Ingatannya kembali menerawang ke masa lalu, di mana Ana mengalami hal yang sama seperti Elsa. Dia harus membersihkan kamar mandi sendirian, untuk kesalahan yang sebenarnya tidak diperbuatnya.

Duk! Duk!

Ana menoleh ke belakang, saat kursinya ditendang oleh Elsa, anak paling populer di kelasnya.

"Heh, anak udik! Nomer dua apa jawabannya? Coba lihat jawaban kamu!" Elsa berbisik pada Ana, berusaha mencari tahu jawaban dari ulangan sejarah yang sedang berlangsung saat itu.

Ana kembali menoleh, kali ini dia melihat ke depan, memastikan guru sejarah yang terkenal killer itu tidak mengawasinya. Setelah memastikan semuanya aman, Ana menggeser kertas jawaban ke sebelah kirinya, kemudian menurunkan kertas jawabannya itu, sampai bisa dilihat oleh Elsa. Meskipun tau kalau memberikan contekan tidak diperbolehkan, tapi Ana tidak bisa menolak permintaan Elsa. Dia takut kalau menolak permintaan Elsa, dia akan mendapatkan perlakuan tidak baik lagi saat jam istirahat nanti.

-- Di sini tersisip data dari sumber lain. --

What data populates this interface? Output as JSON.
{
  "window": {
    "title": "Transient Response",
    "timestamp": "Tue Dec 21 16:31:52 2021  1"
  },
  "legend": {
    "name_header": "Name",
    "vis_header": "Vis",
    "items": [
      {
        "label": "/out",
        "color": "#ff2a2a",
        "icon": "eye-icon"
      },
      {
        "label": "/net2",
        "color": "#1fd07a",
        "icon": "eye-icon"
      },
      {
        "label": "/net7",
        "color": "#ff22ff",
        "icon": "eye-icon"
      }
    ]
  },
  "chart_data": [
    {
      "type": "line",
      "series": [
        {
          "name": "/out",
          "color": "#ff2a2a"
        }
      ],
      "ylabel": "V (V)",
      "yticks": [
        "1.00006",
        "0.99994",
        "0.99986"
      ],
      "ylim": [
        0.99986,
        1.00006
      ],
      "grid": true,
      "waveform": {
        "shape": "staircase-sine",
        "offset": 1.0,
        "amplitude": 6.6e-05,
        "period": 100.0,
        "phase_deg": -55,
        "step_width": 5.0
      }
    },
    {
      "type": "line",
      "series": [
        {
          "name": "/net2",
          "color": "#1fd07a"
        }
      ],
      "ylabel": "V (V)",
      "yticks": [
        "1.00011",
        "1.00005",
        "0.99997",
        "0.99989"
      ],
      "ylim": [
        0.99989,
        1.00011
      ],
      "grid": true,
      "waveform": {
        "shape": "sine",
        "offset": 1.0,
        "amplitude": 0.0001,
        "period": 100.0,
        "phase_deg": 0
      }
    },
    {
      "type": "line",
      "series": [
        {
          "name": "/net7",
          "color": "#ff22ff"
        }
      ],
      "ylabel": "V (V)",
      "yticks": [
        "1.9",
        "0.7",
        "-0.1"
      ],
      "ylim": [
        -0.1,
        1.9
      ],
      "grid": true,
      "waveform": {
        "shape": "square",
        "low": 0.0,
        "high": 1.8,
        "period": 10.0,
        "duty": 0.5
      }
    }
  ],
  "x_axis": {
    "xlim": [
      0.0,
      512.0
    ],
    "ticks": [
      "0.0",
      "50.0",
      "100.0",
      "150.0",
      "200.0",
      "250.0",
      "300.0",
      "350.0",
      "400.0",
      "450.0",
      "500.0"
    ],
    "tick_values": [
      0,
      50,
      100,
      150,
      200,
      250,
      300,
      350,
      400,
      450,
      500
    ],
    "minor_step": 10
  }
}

Ana terus menerus melirik ke arah kertas jawabannya, sambil menggigit pulpennya. Dia benar-benar cemas, Elsa tidak selesai-selesai. Jawaban uraian yang panjang membuat Elsa lama sekali menyalin jawaban miliknya.

Tanpa disadari oleh Ana dan juga Elsa, ternyata Bu Beti, sudah berada di depan meja Ana. Semua mata anak kelas X IPS 2 juga ikut tertuju pada Ana dan Elsa.

Duk! Duk!

Kursi bagian belakang Elsa ditendang-tendang oleh Linda yang mencoba memberi tanda bahaya pada teman baiknya itu.

"Apaan sih? Mau nyontek jawabannya juga?Bentar, nanti aku kasih tau ke kamu apa jawabannya!" Elsa masih terus saja asyik menyalin jawaban yang panjang itu, mengira bahwa temannya juga mau melihat jawabannya.

"Ehm ehm!" Bu Beti berdehem, membuat Ana dan Elsa sama-sama melihat ke sumber suara.

Ternyata Bu Beti sudah berada di depan meja Ana dengan mensedekapkan tangan di depan dadanya. Ana dan Elsa mendadak jadi pucat. Mereka tidak siap dengan kondisi yang tiba-tiba terjadi ini.

"Apa yang kalian lakukan, hah? Sudah tau ini ulangan! Ulangan itu harus ngerjain sendiri! Nggak boleh nyontek! Kenapa kalian masih contek-contekan?" Bu Beti langsung saja mengomeli Ana dan Elsa di dalam ruangan itu juga. Membiarkan anak lain melihatnya, supaya tidak meniru perbuatan keduanya.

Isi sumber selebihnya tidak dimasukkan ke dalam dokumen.